I am running a kafka producer code on databricks 12.2. I am testing avro serialization of message with help of confluent schema registry. I configured 'to_avro' function to read the schema from schema registry but I am getting the below error
org.apache.spark.SparkException: Job aborted due to stage failure: Task 0 in stage 99.0 failed 4 times, most recent failure: Lost task 0.3 in stage 99.0 (TID 125) (10.52.30.102 executor 0): org.spark_project.confluent.kafka.schemaregistry.client.rest.exceptions.RestClientException: Schema not found; error code: 40403
df_tpch_orders.withColumn("value",to_avro(
data = df_tpch_orders.o_comment,
options = schema_registry_options,
schemaRegistryAddress = schema_registry_address,
subject = F.lit("demo-topic-value"),
))
The code works when I pass the avro schema instead of reading from schema registry. I also confirmed that the scheme is present under the correct subject name.

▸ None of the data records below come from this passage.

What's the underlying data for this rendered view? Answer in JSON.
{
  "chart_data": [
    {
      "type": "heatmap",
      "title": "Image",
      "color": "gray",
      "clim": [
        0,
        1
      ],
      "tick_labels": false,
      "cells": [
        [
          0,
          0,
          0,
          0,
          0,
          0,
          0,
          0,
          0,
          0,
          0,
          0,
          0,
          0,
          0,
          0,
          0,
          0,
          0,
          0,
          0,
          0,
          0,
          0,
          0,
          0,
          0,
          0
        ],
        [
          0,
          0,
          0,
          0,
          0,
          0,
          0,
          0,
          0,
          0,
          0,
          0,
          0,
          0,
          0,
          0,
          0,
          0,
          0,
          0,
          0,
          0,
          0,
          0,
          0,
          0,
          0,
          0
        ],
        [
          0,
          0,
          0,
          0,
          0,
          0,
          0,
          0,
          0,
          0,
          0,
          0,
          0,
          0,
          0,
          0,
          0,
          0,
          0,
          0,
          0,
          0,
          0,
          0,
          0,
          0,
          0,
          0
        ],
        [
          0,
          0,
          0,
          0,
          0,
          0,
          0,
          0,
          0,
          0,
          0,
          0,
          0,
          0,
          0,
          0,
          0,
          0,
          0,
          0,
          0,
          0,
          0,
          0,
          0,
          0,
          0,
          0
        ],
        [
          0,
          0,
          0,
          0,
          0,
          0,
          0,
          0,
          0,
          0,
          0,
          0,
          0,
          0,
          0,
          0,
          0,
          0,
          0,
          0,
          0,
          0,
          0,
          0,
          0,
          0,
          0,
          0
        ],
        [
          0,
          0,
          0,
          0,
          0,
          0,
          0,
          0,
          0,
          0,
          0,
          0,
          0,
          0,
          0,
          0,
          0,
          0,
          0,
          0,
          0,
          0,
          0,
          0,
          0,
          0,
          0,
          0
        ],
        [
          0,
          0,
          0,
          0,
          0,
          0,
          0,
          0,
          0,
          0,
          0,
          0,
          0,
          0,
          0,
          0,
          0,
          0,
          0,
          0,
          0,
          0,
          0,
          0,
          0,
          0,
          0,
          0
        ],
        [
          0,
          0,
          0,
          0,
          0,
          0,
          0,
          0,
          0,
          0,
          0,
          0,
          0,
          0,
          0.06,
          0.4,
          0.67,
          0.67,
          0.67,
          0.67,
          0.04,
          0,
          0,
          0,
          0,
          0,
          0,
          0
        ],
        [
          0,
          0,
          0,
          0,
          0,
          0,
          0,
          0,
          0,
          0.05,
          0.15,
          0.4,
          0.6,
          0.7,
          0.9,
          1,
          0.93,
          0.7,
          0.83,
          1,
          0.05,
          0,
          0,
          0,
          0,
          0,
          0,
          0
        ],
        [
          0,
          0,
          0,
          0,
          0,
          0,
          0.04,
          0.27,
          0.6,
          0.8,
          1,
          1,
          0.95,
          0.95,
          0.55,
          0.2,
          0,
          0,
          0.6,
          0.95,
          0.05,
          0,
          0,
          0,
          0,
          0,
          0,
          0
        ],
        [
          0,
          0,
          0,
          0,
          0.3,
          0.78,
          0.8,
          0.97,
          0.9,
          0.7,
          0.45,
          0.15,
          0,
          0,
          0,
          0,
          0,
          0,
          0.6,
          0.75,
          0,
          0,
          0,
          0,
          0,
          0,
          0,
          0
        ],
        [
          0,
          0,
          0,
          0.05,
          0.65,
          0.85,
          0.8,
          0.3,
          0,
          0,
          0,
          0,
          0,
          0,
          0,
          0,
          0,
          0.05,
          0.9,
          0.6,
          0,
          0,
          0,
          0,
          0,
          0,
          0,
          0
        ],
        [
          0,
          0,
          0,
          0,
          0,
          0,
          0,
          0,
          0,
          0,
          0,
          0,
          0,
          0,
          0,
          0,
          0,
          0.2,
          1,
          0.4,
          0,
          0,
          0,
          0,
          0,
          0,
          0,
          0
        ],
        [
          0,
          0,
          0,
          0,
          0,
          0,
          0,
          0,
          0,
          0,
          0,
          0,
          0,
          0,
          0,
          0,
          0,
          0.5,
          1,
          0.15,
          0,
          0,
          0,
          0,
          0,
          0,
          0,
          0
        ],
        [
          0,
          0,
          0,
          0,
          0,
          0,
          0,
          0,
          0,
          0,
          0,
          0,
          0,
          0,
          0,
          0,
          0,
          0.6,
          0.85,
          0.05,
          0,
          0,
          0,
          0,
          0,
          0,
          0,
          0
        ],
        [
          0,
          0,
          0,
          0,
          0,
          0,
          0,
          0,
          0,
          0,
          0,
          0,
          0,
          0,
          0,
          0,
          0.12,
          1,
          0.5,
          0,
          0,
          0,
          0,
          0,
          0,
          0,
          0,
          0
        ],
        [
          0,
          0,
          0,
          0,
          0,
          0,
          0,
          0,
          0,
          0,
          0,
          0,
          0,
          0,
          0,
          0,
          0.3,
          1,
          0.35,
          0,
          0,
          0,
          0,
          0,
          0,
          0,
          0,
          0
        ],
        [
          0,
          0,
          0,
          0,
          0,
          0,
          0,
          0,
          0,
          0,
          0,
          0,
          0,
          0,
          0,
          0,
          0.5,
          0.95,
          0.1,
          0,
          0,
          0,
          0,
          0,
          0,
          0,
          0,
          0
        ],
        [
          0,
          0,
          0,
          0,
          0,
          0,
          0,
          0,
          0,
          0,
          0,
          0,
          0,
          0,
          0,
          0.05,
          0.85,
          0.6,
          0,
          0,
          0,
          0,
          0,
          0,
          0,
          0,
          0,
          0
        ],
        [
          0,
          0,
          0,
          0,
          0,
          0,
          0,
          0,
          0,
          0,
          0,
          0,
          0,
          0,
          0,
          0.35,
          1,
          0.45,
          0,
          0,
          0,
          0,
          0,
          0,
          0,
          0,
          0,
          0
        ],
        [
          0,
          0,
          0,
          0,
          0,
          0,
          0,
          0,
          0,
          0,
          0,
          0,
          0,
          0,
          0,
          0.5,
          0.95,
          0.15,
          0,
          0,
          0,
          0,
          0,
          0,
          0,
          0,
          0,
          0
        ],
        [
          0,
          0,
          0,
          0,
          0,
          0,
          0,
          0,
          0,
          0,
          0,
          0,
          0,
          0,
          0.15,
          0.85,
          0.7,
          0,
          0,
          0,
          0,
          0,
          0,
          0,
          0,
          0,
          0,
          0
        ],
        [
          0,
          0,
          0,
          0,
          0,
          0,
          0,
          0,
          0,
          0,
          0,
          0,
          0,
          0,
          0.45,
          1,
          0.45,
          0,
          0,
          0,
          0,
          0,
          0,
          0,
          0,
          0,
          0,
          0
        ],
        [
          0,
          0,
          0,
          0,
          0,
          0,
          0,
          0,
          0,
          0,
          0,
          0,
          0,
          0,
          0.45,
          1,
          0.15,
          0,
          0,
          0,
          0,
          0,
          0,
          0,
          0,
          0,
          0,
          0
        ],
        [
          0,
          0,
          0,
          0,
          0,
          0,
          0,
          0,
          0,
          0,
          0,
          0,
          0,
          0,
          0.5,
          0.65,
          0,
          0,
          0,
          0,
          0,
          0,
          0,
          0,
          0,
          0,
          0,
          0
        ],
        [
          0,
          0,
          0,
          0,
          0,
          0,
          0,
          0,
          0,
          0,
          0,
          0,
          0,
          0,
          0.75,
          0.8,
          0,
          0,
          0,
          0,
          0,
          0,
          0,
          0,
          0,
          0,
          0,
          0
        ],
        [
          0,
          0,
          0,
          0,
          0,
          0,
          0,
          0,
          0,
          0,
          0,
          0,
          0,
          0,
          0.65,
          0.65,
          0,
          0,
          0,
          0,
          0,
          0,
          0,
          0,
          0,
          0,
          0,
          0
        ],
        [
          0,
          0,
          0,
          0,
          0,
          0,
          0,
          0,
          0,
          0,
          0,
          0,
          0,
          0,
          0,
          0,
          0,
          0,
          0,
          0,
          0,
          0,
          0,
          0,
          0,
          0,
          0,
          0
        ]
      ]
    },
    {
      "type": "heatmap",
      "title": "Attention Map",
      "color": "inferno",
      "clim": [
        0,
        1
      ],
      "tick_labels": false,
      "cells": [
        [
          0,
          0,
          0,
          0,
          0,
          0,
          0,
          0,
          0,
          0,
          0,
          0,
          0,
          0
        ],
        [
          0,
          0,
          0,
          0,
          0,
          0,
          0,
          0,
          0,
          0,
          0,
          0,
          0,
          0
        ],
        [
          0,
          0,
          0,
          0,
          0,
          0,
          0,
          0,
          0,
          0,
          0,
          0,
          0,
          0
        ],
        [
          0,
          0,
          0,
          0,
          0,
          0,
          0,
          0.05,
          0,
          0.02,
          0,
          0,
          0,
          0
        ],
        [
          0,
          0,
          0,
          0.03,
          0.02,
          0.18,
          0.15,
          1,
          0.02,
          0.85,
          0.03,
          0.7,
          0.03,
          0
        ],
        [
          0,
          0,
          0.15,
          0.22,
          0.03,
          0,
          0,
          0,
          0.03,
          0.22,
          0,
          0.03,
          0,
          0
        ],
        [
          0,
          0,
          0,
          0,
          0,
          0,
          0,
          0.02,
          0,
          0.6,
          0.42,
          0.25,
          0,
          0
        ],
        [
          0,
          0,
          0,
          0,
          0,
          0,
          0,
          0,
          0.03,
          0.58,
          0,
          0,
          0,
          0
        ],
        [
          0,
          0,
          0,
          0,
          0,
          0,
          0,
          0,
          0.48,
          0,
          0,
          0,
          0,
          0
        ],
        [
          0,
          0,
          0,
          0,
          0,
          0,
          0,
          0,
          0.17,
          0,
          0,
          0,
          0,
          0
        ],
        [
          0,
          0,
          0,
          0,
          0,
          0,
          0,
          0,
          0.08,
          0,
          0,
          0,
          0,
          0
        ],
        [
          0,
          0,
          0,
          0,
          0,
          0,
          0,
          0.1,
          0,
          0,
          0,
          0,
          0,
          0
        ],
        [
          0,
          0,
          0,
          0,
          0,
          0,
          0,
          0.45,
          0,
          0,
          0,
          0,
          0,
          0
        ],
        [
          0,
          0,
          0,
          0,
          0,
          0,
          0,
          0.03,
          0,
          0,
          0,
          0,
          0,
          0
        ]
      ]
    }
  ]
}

I found this , which says the it might be because the data is incompatible with the provided schema, but this is not true in my case because when I hardcode (or read the schema manually from using confluent API and pass it) works.
We found a similar issue. There was a clue in the Spark log4j logs.
25/03/05 13:12:17 DEBUG RestService: Sending POST with input {"schema":"{\"type\":\"record\",\"name\":\"key_struct\",\"fields\":...}
For us, the culprit was the conversion to an Avro schema, which sets the name key_struct
. This mismatched the name (and namespace) that was already in the schema registry. In this case, the client reports that the schema does not exist even if the data schema is identical.
Note, to see the above log lines you may need to add:
log4jLogger = spark._jvm.org.apache.log4j
logger = log4jLogger.LogManager.getLogger(__name__)
spark.sparkContext.setLogLevel("DEBUG")
spark.conf.set("log4j.logger.org.spark_project.confluent.kafka.schemaregistry.client.rest.RestService", "DEBUG")